Mouse brain with doctored neurons

A 3D reconstruction shows a slice of a mouse’s brain (purple), including neurons (pink) doctored with a new variety of light-sensitive protein. Credit: Junchol Park/Joshua Dudman


When proteins stand on their heads for science

Bioengineered molecules promise to bolster optogenetics, a widely used approach for studying neurons.

Flipping light-sensitive proteins upside down in cell membranes has expanded the utility of a popular technique for studying the brain.

Optogenetics relies on light-sensitive proteins called channelrhodopsins, which can be embedded in the cell membranes of neurons in the brain. Shining light on these neurons stimulates them to fire.

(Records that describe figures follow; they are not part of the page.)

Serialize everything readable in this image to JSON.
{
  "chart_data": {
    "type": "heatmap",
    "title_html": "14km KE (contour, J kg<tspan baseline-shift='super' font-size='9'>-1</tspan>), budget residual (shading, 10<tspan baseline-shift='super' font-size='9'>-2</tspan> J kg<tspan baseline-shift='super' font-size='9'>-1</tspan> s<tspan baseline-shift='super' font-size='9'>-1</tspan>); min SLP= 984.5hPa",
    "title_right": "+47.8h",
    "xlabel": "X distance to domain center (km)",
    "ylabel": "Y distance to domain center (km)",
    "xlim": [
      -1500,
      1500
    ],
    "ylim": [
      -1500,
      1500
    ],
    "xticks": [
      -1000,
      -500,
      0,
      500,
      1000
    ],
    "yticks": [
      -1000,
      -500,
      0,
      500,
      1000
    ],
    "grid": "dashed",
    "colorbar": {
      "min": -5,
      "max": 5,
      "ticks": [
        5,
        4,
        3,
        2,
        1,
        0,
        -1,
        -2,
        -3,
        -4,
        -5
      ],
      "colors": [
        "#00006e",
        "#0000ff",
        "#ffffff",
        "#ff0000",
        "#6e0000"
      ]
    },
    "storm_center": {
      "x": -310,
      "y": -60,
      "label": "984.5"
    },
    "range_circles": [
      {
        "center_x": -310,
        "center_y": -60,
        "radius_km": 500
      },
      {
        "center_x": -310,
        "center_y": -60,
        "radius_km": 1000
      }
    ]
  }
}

Alla Karpova and Joshua Dudman at the Howard Hughes Medical Institute’s Janelia Research Campus in Ashburn, Virginia, and their colleagues sought to expand the range of channelrhodopsins available to researchers. The team altered two channelrhodopsins so that they would sit upside down in cellular membranes, relative to their typical orientation.

One alteration allows more potassium ions to pass through the cell membrane compared with the original protein; this design could be useful for studying potassium channels in neurons and other cells. The other alteration caused the protein to switch from activating neurons to inhibiting them, and was used to control behaviour in mice.